The study, which was conducted by researchers in the United Kingdom and the United States in collaboration with the World Health Organization Department of Mental Health, appears in The Lancet.
“Including people’s personal experiences with disorders in diagnostic manuals will improve their access to treatment and reduce stigma,” said Margaret Swarbrick, an adjunct associate professor and Director of Practice Innovation and Wellness at Rutgers University Behavioral Health Care, who collaborated with Kathleen M. Pike, executive director and scientific co-director of the Global Mental Health Program on the U.S. portion of the study.

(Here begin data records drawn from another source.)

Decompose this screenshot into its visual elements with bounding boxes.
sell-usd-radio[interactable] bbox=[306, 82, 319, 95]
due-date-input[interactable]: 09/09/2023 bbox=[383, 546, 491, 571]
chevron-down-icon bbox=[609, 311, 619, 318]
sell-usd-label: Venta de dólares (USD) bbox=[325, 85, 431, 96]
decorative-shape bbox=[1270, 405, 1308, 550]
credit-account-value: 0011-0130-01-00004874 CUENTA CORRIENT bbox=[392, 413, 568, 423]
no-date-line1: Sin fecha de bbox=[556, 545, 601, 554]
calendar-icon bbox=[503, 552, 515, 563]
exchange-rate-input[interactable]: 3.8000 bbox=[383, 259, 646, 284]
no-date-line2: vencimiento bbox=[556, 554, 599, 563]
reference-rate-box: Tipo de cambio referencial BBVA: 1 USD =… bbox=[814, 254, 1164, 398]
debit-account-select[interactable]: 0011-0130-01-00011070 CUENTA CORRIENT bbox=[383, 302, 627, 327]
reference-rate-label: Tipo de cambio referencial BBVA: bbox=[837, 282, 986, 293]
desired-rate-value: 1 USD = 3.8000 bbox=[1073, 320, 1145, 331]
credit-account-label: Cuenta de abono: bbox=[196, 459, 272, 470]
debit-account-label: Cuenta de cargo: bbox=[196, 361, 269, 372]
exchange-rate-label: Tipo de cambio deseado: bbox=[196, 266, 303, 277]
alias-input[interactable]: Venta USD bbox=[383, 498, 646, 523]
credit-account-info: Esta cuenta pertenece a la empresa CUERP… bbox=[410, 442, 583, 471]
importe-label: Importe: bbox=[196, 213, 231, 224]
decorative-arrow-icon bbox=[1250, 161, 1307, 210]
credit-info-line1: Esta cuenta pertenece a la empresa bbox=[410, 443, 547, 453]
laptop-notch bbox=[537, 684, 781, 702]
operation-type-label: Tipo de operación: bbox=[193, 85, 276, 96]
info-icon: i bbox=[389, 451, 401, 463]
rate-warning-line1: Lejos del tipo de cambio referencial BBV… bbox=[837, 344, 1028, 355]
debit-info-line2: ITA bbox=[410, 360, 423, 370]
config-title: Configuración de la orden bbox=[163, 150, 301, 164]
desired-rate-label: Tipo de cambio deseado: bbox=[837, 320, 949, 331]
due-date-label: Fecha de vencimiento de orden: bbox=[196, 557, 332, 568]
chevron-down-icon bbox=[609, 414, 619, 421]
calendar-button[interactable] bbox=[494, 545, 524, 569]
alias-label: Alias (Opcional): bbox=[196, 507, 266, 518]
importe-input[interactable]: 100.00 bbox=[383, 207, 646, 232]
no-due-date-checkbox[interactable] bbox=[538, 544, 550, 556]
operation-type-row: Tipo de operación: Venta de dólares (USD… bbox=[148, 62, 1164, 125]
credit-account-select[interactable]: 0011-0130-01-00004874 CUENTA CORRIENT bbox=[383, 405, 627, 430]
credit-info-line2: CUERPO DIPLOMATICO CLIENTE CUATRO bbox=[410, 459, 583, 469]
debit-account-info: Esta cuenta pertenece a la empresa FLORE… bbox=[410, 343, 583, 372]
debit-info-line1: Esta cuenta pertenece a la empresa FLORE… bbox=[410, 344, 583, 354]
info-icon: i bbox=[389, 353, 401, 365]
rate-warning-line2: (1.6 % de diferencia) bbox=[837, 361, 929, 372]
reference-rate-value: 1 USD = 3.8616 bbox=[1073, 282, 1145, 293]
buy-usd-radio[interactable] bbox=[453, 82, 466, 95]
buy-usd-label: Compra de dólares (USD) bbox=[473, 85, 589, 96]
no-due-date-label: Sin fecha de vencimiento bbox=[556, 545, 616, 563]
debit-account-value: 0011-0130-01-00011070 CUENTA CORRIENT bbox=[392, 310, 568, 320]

The researchers talked to people with five common disorders — schizophrenia, bipolar disorder type 1, depressive episode, personality disorder and generalized anxiety disorder — about how their conditions should be described in the upcoming 11th revision of the International Classification of Diseases and Related Health Problems (ICD-11). The ICD is the most widely used classification system for mental disorders. This is the first time people with diagnosed mental health disorders who are not health practitioners have been invited to give input on any published mental health diagnostic guidelines.
The project surveyed 157 people diagnosed with these conditions in the United Kingdom, India and the United States. The participants reviewed an initial draft of the ICD-11 chapter on mental, behavioral and neurodevelopmental disorders and recommended changes to more accurately reflect their experiences and/or remove objectionable language.
Many participants said the draft omitted emotional and psychological experiences they regularly have. People with schizophrenia added references to anger, fear, memory difficulties, isolation and difficulty communicating internal experiences. People with bipolar disorder added anxiety, anger, nausea and increased creativity. People with generalized anxiety disorder added nausea and anger. People with depression added pain and anxiety. People with personality disorder added distress and vulnerability to exploitation.
The participants also suggested removing confusing or stigmatizing terms such as “retardation,” “neuro-vegetative,” “bizarre,” “disorganized” and “maladaptive.”
“We discovered that the current draft reflected an external perspective of these conditions rather than the perspective of the person’s lived experience,” Swarbrick said. “This is a needed perspective for clinicians and researchers. Participants appreciated the non-technical summaries, which suggest that using such common language would go a long way in bridging the communication gap between the people being diagnosed and clinicians.”